We stopped at the Visitors’ Center, which is located inland on the grounds of one of the former German manor houses that dot the area.  The narrow lanes passed alongside green fields that were lined with stone walls and shaded by huge trees, reminding us of the rural roads we loved so much in Connecticut.  After watching a video presentation about the park’s various ecosystems, we decided to visit a couple of areas along the coast.  

We’d hoped to visit Altja, a traditional fishing village, but the access road was blocked by a fallen tree.  (I told you about that fierce wind!)  We headed instead to Kasmu, known as the Captains’ Village, which had once been home to a maritime training academy.  Today, it’s a lovely small village, much like New England seaside summer colonies that are oriented toward the shore and become very quiet once autumn arrives.  The single road that passes through Kasmu ends in a small parking lot and trailhead.  We walked along a wide trail through a pine forest bordering the shore.  The waters along the Kasmu coast are strewn with boulders left during glacial movement eons ago; on this windy day, the interplay of the whitecaps and the rocks was dramatic and Tom’s camera shutter was clicking nonstop.  As we walked, we were as windblown as the water, rocks, and trees – and the beauty of it all.

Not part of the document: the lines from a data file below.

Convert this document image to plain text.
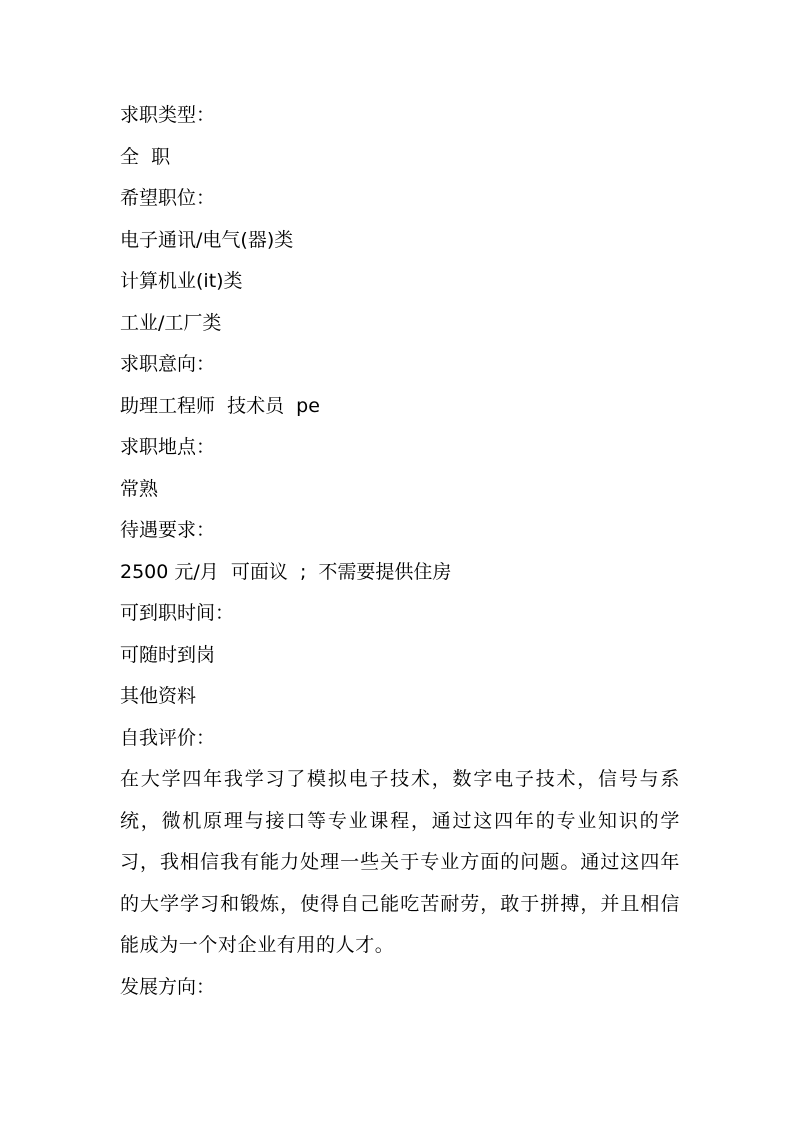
求职类型：

全  职

希望职位：

电子通讯/电气(器)类

计算机业(it)类

工业/工厂类

求职意向：

助理工程师  技术员  pe

求职地点：

常熟

待遇要求：

2500 元/月  可面议  ;  不需要提供住房

可到职时间：

可随时到岗

其他资料

自我评价：

在大学四年我学习了模拟电子技术，数字电子技术，信号与系统，微机原理与接口等专业课程，通过这四年的专业知识的学习，我相信我有能力处理一些关于专业方面的问题。通过这四年的大学学习和锻炼，使得自己能吃苦耐劳，敢于拼搏，并且相信能成为一个对企业有用的人才。

发展方向：
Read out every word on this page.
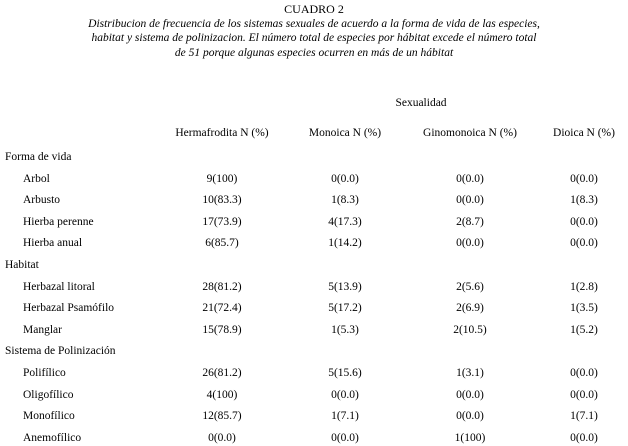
CUADRO 2
Distribucion de frecuencia de los sistemas sexuales de acuerdo a la forma de vida de las especies,
habitat y sistema de polinizacion. El número total de especies por hábitat excede el número total
de 51 porque algunas especies ocurren en más de un hábitat
Sexualidad
Hermafrodita N (%)	Monoica N (%)	Ginomonoica N (%)	Dioica N (%)
Forma de vida
Arbol	9(100)	0(0.0)	0(0.0)	0(0.0)
Arbusto	10(83.3)	1(8.3)	0(0.0)	1(8.3)
Hierba perenne	17(73.9)	4(17.3)	2(8.7)	0(0.0)
Hierba anual	6(85.7)	1(14.2)	0(0.0)	0(0.0)
Habitat
Herbazal litoral	28(81.2)	5(13.9)	2(5.6)	1(2.8)
Herbazal Psamófilo	21(72.4)	5(17.2)	2(6.9)	1(3.5)
Manglar	15(78.9)	1(5.3)	2(10.5)	1(5.2)
Sistema de Polinización
Polifílico	26(81.2)	5(15.6)	1(3.1)	0(0.0)
Oligofílico	4(100)	0(0.0)	0(0.0)	0(0.0)
Monofílico	12(85.7)	1(7.1)	0(0.0)	1(7.1)
Anemofílico	0(0.0)	0(0.0)	1(100)	0(0.0)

We decided to return to Tallinn so we could spend most of the afternoon back in the Old Town.  We began by walking back up to Toompea, the Upper Town, stopping along the way to take in the views of the Lower Town and some of the wall’s towers.  Unique among the medieval towns we’ve visited, Tallinn’s walls not only encircle the town, they also separate the upper classes in Toompea from the common folk down below.  

The Alexander Nevsky Cathedral, with its many onion domes topped by gleaming Orthodox crosses, dominates the Upper Town and the view from below.  Inside, candles burn, votive lights glow before the iconostasis, and we were able to listen to the chanted prayer of a robed priest as he blessed a couple of men standing before him at a side altar.

Toompea is a compact maze of narrow, unevenly cobbled streets, winding among government buildings, churches, small hotels, and a number of embassies and ambassadorial residences.  There are also several viewing platforms affording panoramas of the Lower Town, the port, and beyond.
Back in the Lower Town, we roamed through some of the less touristic lanes, as well as an area outside the walls, which really enhanced our understanding of their defensive capabilities.  We were also interested to see a row of what appeared to be currently occupied “townhomes” built into the exterior walls.




















With that, we headed back to our apartment for happy hour, dinner, and preparation for tomorrow’s departure for the island of Saaremaa. Tallinn, despite the enormous cruise ships delivering hundreds of visitors to the Old Town every day, still feels very much as if it had been transported from the Middle Ages, rather than a Disney-like version of a walled town.  Even if you’ve never heard of it, you might want to put it on your travel bucket list!